At Diego’s clinic, I had almost unlimited access. I was “the doctor’s wife.” One Tuesday afternoon, when the receptionist stepped out for coffee, I slipped into the administration office. My heart pounded in my throat as I searched for my name in the computer.

I found it.

“Comprehensive exam + diagnostic hysteroscopy.”
The date: that same Friday.

I opened the attached file. It was a scanned document—an informed consent form I had never read.

At the bottom was a signature.

My signature.

Or rather, a fairly convincing imitation.

I printed everything and placed the papers into a blue folder that I hid beneath a blanket in the trunk of my car.

That night, while Diego showered, I watched him through the fogged glass of the bathroom door. The same familiar body, the same gestures.

I wondered when exactly he had decided he had the right to choose for me.

The confrontation happened without planning it.

Saturday morning. Breakfast.

He was reading medical news on his phone, as usual. I placed the blue folder on the table beside the toaster.

“What’s that?” he asked.

“Your masterpiece,” I said, opening it and spreading the papers in front of him. “The hospital report. The ultrasound images. The record from your clinic. The consent form I never signed.”

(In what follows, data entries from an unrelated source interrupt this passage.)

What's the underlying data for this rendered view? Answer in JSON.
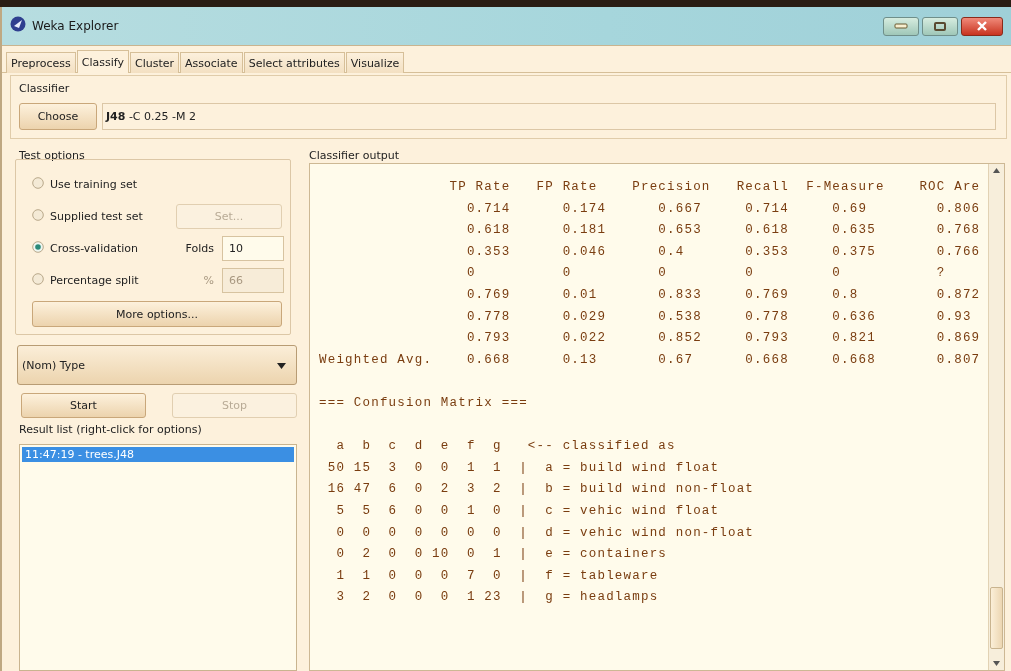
{
  "window": {
    "title": "Weka Explorer"
  },
  "tabs": [
    {
      "label": "Preprocess",
      "selected": false
    },
    {
      "label": "Classify",
      "selected": true
    },
    {
      "label": "Cluster",
      "selected": false
    },
    {
      "label": "Associate",
      "selected": false
    },
    {
      "label": "Select attributes",
      "selected": false
    },
    {
      "label": "Visualize",
      "selected": false
    }
  ],
  "classifier": {
    "title": "Classifier",
    "button": "Choose",
    "spec": "**J48** -C 0.25 -M 2"
  },
  "test_options": {
    "title": "Test options",
    "options": [
      {
        "kind": "plain",
        "label": "Use training set",
        "selected": false
      },
      {
        "kind": "button",
        "label": "Supplied test set",
        "selected": false,
        "button": "Set...",
        "disabled": true
      },
      {
        "kind": "field",
        "label": "Cross-validation",
        "selected": true,
        "field_label": "Folds",
        "value": "10",
        "disabled": false
      },
      {
        "kind": "field",
        "label": "Percentage split",
        "selected": false,
        "field_label": "%",
        "value": "66",
        "disabled": true
      }
    ],
    "more_button": "More options..."
  },
  "class_select": {
    "value": "(Nom) Type"
  },
  "start_button": {
    "label": "Start",
    "disabled": false
  },
  "stop_button": {
    "label": "Stop",
    "disabled": true
  },
  "result_list": {
    "title": "Result list (right-click for options)",
    "items": [
      {
        "label": "11:47:19 - trees.J48",
        "selected": true
      }
    ]
  },
  "output": {
    "title": "Classifier output",
    "accuracy": {
      "columns": [
        "TP Rate",
        "FP Rate",
        "Precision",
        "Recall",
        "F-Measure",
        "ROC Are"
      ],
      "rows": [
        {
          "values": [
            "0.714",
            "0.174",
            "0.667",
            "0.714",
            "0.69",
            "0.806"
          ]
        },
        {
          "values": [
            "0.618",
            "0.181",
            "0.653",
            "0.618",
            "0.635",
            "0.768"
          ]
        },
        {
          "values": [
            "0.353",
            "0.046",
            "0.4",
            "0.353",
            "0.375",
            "0.766"
          ]
        },
        {
          "values": [
            "0",
            "0",
            "0",
            "0",
            "0",
            "?"
          ]
        },
        {
          "values": [
            "0.769",
            "0.01",
            "0.833",
            "0.769",
            "0.8",
            "0.872"
          ]
        },
        {
          "values": [
            "0.778",
            "0.029",
            "0.538",
            "0.778",
            "0.636",
            "0.93"
          ]
        },
        {
          "values": [
            "0.793",
            "0.022",
            "0.852",
            "0.793",
            "0.821",
            "0.869"
          ]
        },
        {
          "label": "Weighted Avg.",
          "values": [
            "0.668",
            "0.13",
            "0.67",
            "0.668",
            "0.668",
            "0.807"
          ]
        }
      ]
    },
    "confusion": {
      "title": "=== Confusion Matrix ===",
      "letters": [
        "a",
        "b",
        "c",
        "d",
        "e",
        "f",
        "g"
      ],
      "header_note": "<-- classified as",
      "separator": "|",
      "rows": [
        {
          "counts": [
            "50",
            "15",
            "3",
            "0",
            "0",
            "1",
            "1"
          ],
          "label": "a = build wind float"
        },
        {
          "counts": [
            "16",
            "47",
            "6",
            "0",
            "2",
            "3",
            "2"
          ],
          "label": "b = build wind non-float"
        },
        {
          "counts": [
            "5",
            "5",
            "6",
            "0",
            "0",
            "1",
            "0"
          ],
          "label": "c = vehic wind float"
        },
        {
          "counts": [
            "0",
            "0",
            "0",
            "0",
            "0",
            "0",
            "0"
          ],
          "label": "d = vehic wind non-float"
        },
        {
          "counts": [
            "0",
            "2",
            "0",
            "0",
            "10",
            "0",
            "1"
          ],
          "label": "e = containers"
        },
        {
          "counts": [
            "1",
            "1",
            "0",
            "0",
            "0",
            "7",
            "0"
          ],
          "label": "f = tableware"
        },
        {
          "counts": [
            "3",
            "2",
            "0",
            "0",
            "0",
            "1",
            "23"
          ],
          "label": "g = headlamps"
        }
      ]
    }
  }
}
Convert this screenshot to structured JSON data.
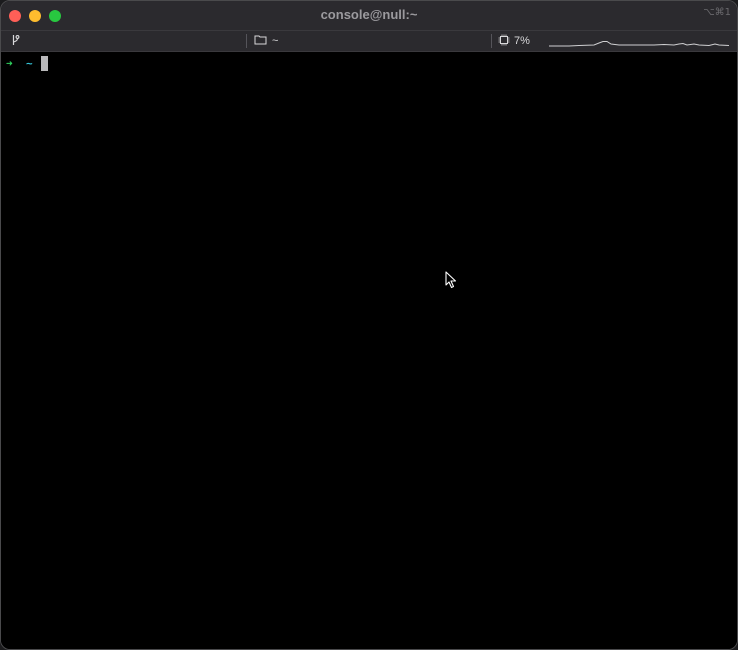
{
  "window": {
    "title": "console@null:~",
    "shortcut": "⌥⌘1",
    "controls": {
      "close_color": "#ff5f57",
      "minimize_color": "#febc2e",
      "maximize_color": "#28c840"
    }
  },
  "statusbar": {
    "git": {
      "icon": "git-branch-icon",
      "label": ""
    },
    "directory": {
      "icon": "folder-icon",
      "label": "~"
    },
    "cpu": {
      "icon": "cpu-chip-icon",
      "label": "7%"
    },
    "cpu_history": {
      "icon": "activity-graph-icon"
    }
  },
  "terminal": {
    "prompt_symbol": "➜",
    "cwd": "~",
    "input": "",
    "colors": {
      "arrow": "#2ed15e",
      "cwd": "#34c3d6",
      "background": "#000000"
    }
  },
  "pointer": {
    "icon": "mouse-pointer-icon"
  }
}
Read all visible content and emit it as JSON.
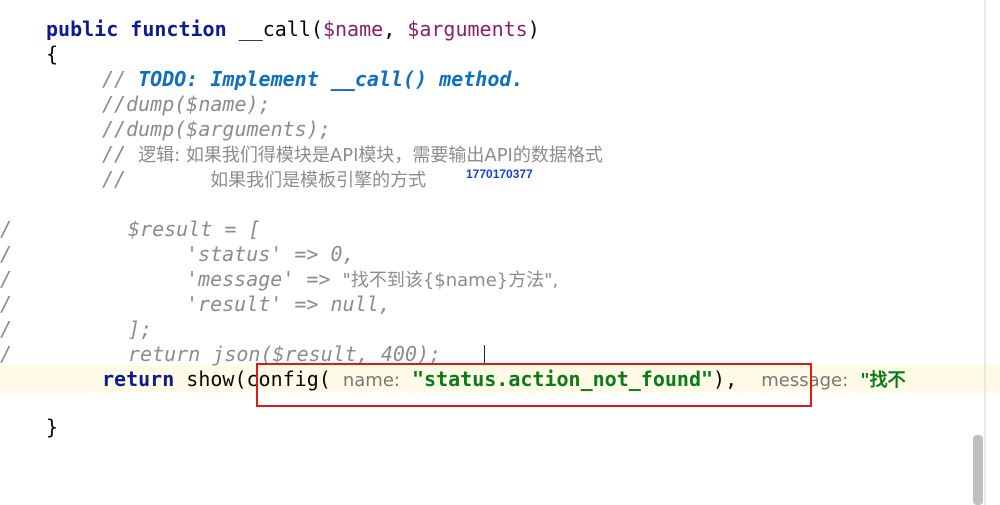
{
  "code": {
    "l1_kw1": "public",
    "l1_kw2": "function",
    "l1_name": "__call(",
    "l1_var1": "$name",
    "l1_sep": ", ",
    "l1_var2": "$arguments",
    "l1_close": ")",
    "l2": "{",
    "l3_prefix": "// ",
    "l3_todo": "TODO: Implement __call() method.",
    "l4": "//dump($name);",
    "l5": "//dump($arguments);",
    "l6_prefix": "// ",
    "l6_text": "逻辑: 如果我们得模块是API模块，需要输出API的数据格式",
    "l7_prefix": "//",
    "l7_text": "如果我们是模板引擎的方式",
    "l8": "$result = [",
    "l9_key": "'status'",
    "l9_arrow": " => ",
    "l9_val": "0,",
    "l10_key": "'message'",
    "l10_arrow": " => ",
    "l10_val": "\"找不到该{$name}方法\",",
    "l11_key": "'result'",
    "l11_arrow": " => ",
    "l11_val": "null,",
    "l12": "];",
    "l13": "return json($result, 400);",
    "l14_kw": "return",
    "l14_call": "show(config(",
    "l14_hint1": "name:",
    "l14_str1": "\"status.action_not_found\"",
    "l14_after": "),",
    "l14_hint2": "message:",
    "l14_str2": "\"找不",
    "l15": "}"
  },
  "gutter_marks": [
    "/",
    "/",
    "/",
    "/",
    "/",
    "/",
    "/"
  ],
  "watermark": "1770170377"
}
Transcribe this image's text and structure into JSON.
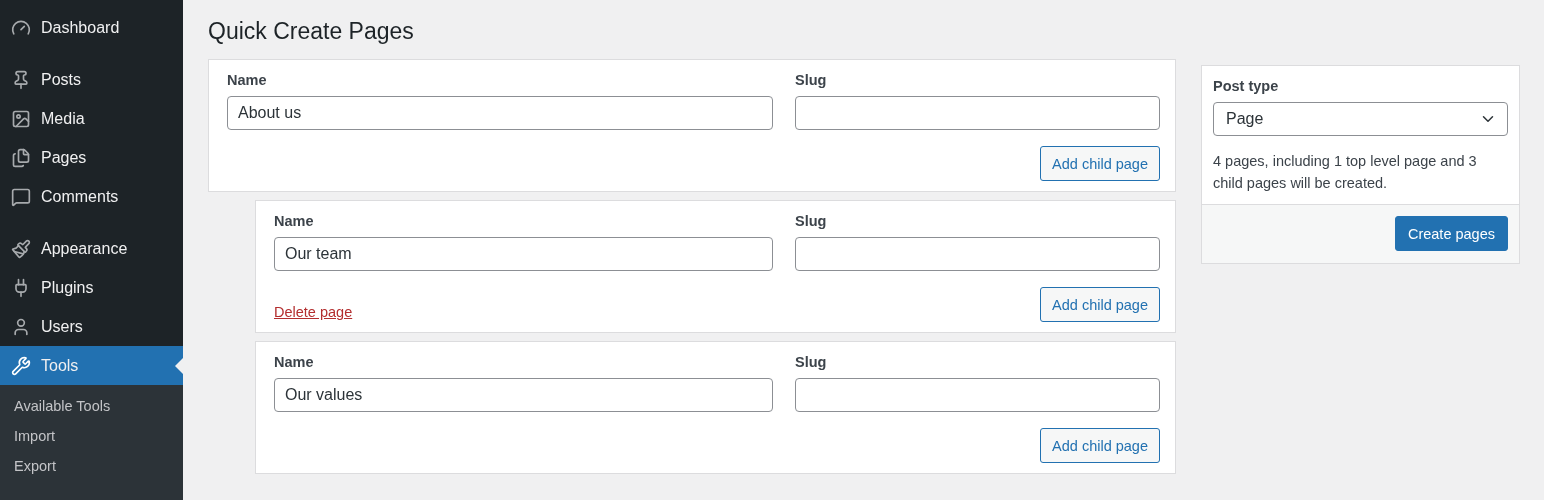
{
  "sidebar": {
    "items": [
      {
        "label": "Dashboard",
        "selected": false,
        "group_end": true
      },
      {
        "label": "Posts",
        "selected": false,
        "group_end": false
      },
      {
        "label": "Media",
        "selected": false,
        "group_end": false
      },
      {
        "label": "Pages",
        "selected": false,
        "group_end": false
      },
      {
        "label": "Comments",
        "selected": false,
        "group_end": true
      },
      {
        "label": "Appearance",
        "selected": false,
        "group_end": false
      },
      {
        "label": "Plugins",
        "selected": false,
        "group_end": false
      },
      {
        "label": "Users",
        "selected": false,
        "group_end": false
      },
      {
        "label": "Tools",
        "selected": true,
        "group_end": false
      }
    ],
    "submenu": [
      "Available Tools",
      "Import",
      "Export"
    ]
  },
  "title": "Quick Create Pages",
  "pages": [
    {
      "name_label": "Name",
      "name": "About us",
      "slug_label": "Slug",
      "add_button": "Add child page",
      "children": [
        {
          "name_label": "Name",
          "name": "Our team",
          "slug_label": "Slug",
          "add_button": "Add child page",
          "delete_link": "Delete page"
        },
        {
          "name_label": "Name",
          "name": "Our values",
          "slug_label": "Slug",
          "add_button": "Add child page"
        }
      ]
    }
  ],
  "panel": {
    "label": "Post type",
    "value": "Page",
    "summary": "4 pages, including 1 top level page and 3 child pages will be created.",
    "button": "Create pages"
  }
}
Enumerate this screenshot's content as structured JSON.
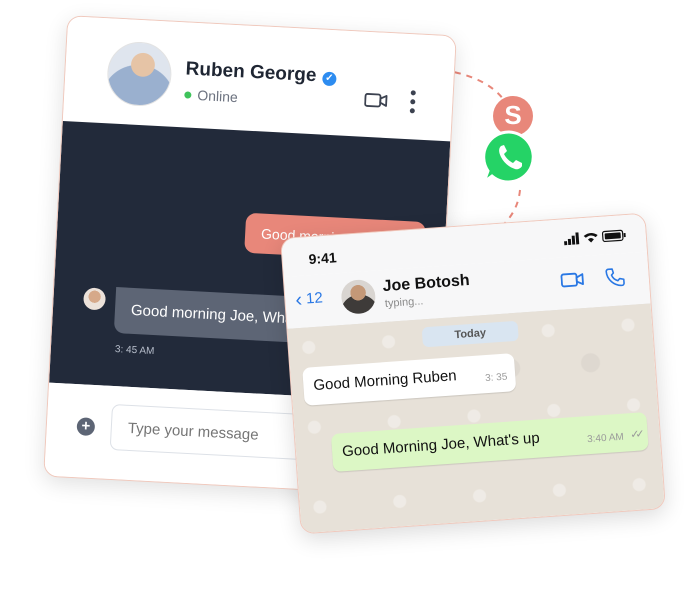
{
  "web_chat": {
    "contact_name": "Ruben George",
    "status": "Online",
    "outgoing_message": "Good morning",
    "incoming_message": "Good morning Joe, What's up",
    "incoming_time": "3: 45 AM",
    "input_placeholder": "Type your message",
    "icons": [
      "verified-icon",
      "video-icon",
      "more-vertical-icon",
      "plus-icon"
    ]
  },
  "connector": {
    "brand_letter": "S",
    "brand_color": "#e8877a",
    "whatsapp_color": "#25d366"
  },
  "whatsapp_chat": {
    "status_time": "9:41",
    "back_count": "12",
    "contact_name": "Joe Botosh",
    "typing_text": "typing...",
    "date_chip": "Today",
    "incoming_message": "Good Morning Ruben",
    "incoming_time": "3: 35",
    "outgoing_message": "Good Morning Joe, What's up",
    "outgoing_time": "3:40 AM",
    "read_ticks": "✓✓",
    "accent": "#2a78e4"
  }
}
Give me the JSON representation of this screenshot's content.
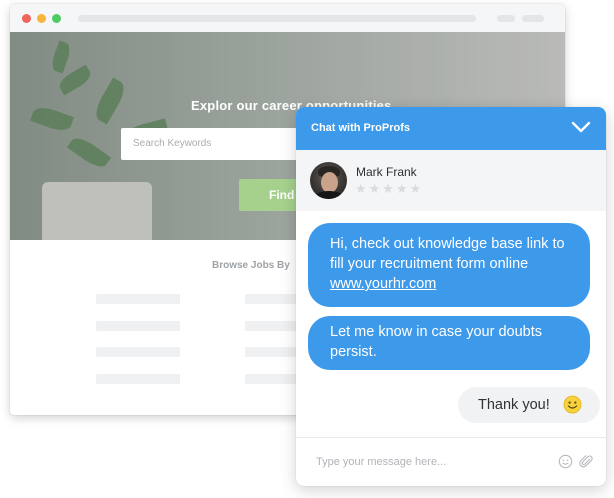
{
  "careers": {
    "title": "Explor our career opportunities",
    "search_placeholder": "Search Keywords",
    "find_label": "Find",
    "browse_label": "Browse Jobs By"
  },
  "chat": {
    "header_title": "Chat with ProProfs",
    "agent_name": "Mark Frank",
    "rating_stars": "★★★★★",
    "messages": [
      {
        "from": "agent",
        "text": "Hi, check out knowledge base link to fill your recruitment form online",
        "link": "www.yourhr.com"
      },
      {
        "from": "agent",
        "text": "Let me know in case your doubts persist."
      },
      {
        "from": "user",
        "text": "Thank you!"
      }
    ],
    "composer_placeholder": "Type your message here..."
  },
  "colors": {
    "chat_blue": "#3d99e9",
    "find_green": "#a6d18c",
    "user_bubble": "#f1f2f4"
  },
  "icons": [
    "chevron-down-icon",
    "smiley-icon",
    "emoji-icon",
    "paperclip-icon"
  ]
}
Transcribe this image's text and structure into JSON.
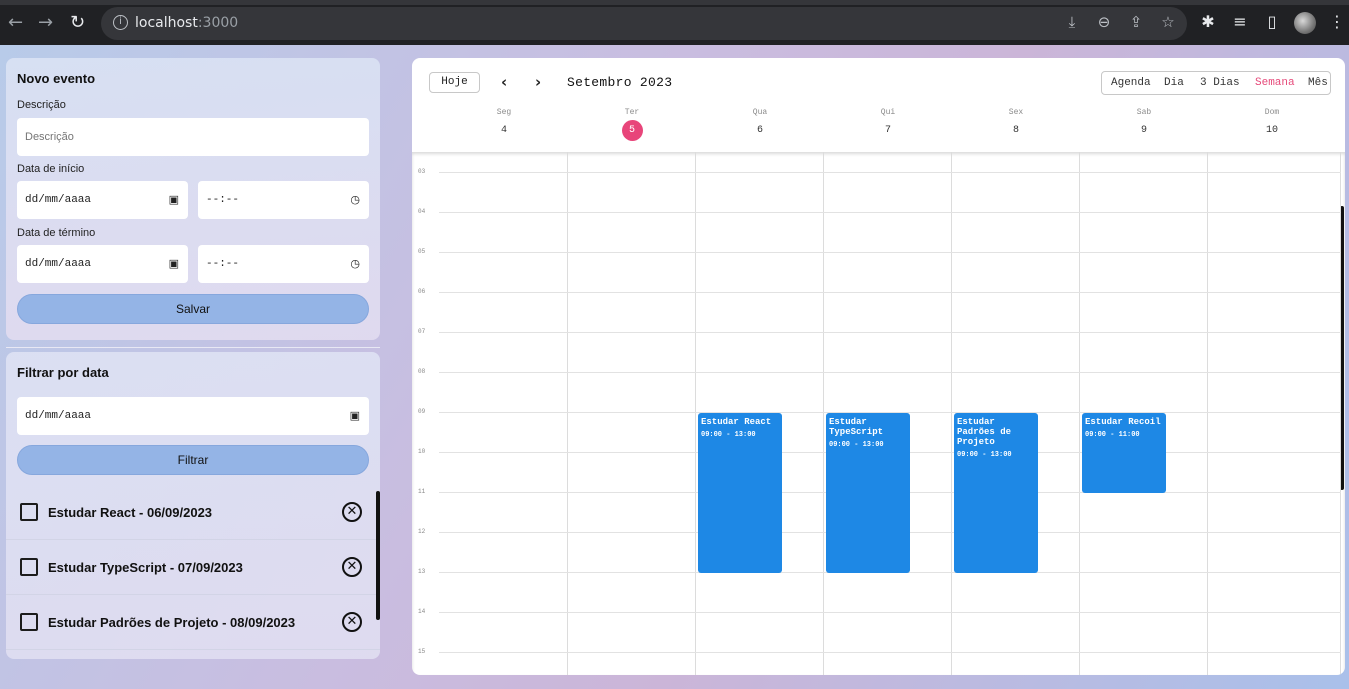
{
  "browser": {
    "url_host": "localhost",
    "url_port": ":3000",
    "icons": [
      "back-icon",
      "forward-icon",
      "reload-icon",
      "info-icon",
      "install-icon",
      "zoom-icon",
      "share-icon",
      "star-icon",
      "extensions-icon",
      "media-icon",
      "sidepanel-icon",
      "profile-avatar",
      "menu-icon"
    ]
  },
  "new_event": {
    "title": "Novo evento",
    "description_label": "Descrição",
    "description_placeholder": "Descrição",
    "start_label": "Data de início",
    "end_label": "Data de término",
    "date_placeholder": "dd/mm/aaaa",
    "time_placeholder": "--:--",
    "save_label": "Salvar"
  },
  "filter": {
    "title": "Filtrar por data",
    "date_placeholder": "dd/mm/aaaa",
    "filter_label": "Filtrar"
  },
  "events_list": [
    {
      "label": "Estudar React - 06/09/2023"
    },
    {
      "label": "Estudar TypeScript - 07/09/2023"
    },
    {
      "label": "Estudar Padrões de Projeto - 08/09/2023"
    }
  ],
  "calendar": {
    "today_label": "Hoje",
    "prev_icon": "‹",
    "next_icon": "›",
    "month_label": "Setembro 2023",
    "views": [
      "Agenda",
      "Dia",
      "3 Dias",
      "Semana",
      "Mês"
    ],
    "active_view": "Semana",
    "days": [
      {
        "name": "Seg",
        "date": "4"
      },
      {
        "name": "Ter",
        "date": "5",
        "today": true
      },
      {
        "name": "Qua",
        "date": "6"
      },
      {
        "name": "Qui",
        "date": "7"
      },
      {
        "name": "Sex",
        "date": "8"
      },
      {
        "name": "Sab",
        "date": "9"
      },
      {
        "name": "Dom",
        "date": "10"
      }
    ],
    "hours": [
      "03",
      "04",
      "05",
      "06",
      "07",
      "08",
      "09",
      "10",
      "11",
      "12",
      "13",
      "14",
      "15"
    ],
    "events": [
      {
        "title": "Estudar React",
        "time": "09:00 - 13:00",
        "day": "Qua"
      },
      {
        "title": "Estudar TypeScript",
        "time": "09:00 - 13:00",
        "day": "Qui"
      },
      {
        "title": "Estudar Padrões de Projeto",
        "time": "09:00 - 13:00",
        "day": "Sex"
      },
      {
        "title": "Estudar Recoil",
        "time": "09:00 - 11:00",
        "day": "Sab"
      }
    ],
    "accent_color": "#e8457a",
    "event_color": "#1e88e5"
  }
}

Diego took a few seconds to react. First he looked at the papers with a neutral, almost clinical expression. Then he inhaled slowly.

“Lucía, I can explain.”

“I don’t want explanations,” I interrupted, surprised by the steadiness of my own voice. “I want to hear you say it out loud. That you sterilized me without my consent.”

A heavy silence filled the room.

Finally he set his phone down.

“I know you,” he said, as if he were beginning a lecture. “I know how badly you handle stress, how overwhelmed you get at the idea of motherhood. You always postponed it. There was always another excuse. I just… made a decision for both of us. To protect you.”

“Protect me from what? My own body?” I laughed, a dry, broken sound. “You stole my ability to choose, Diego.”

His eyes hardened.

“You were never capable of choosing. Someone had to do it. And it was a safe procedure. You were asleep. You didn’t suffer. Look at your life now—your career, your freedom…”

“My freedom,” I repeated, tasting the word like poison. “Do you know I’ve seen two other doctors? That this is a crime?”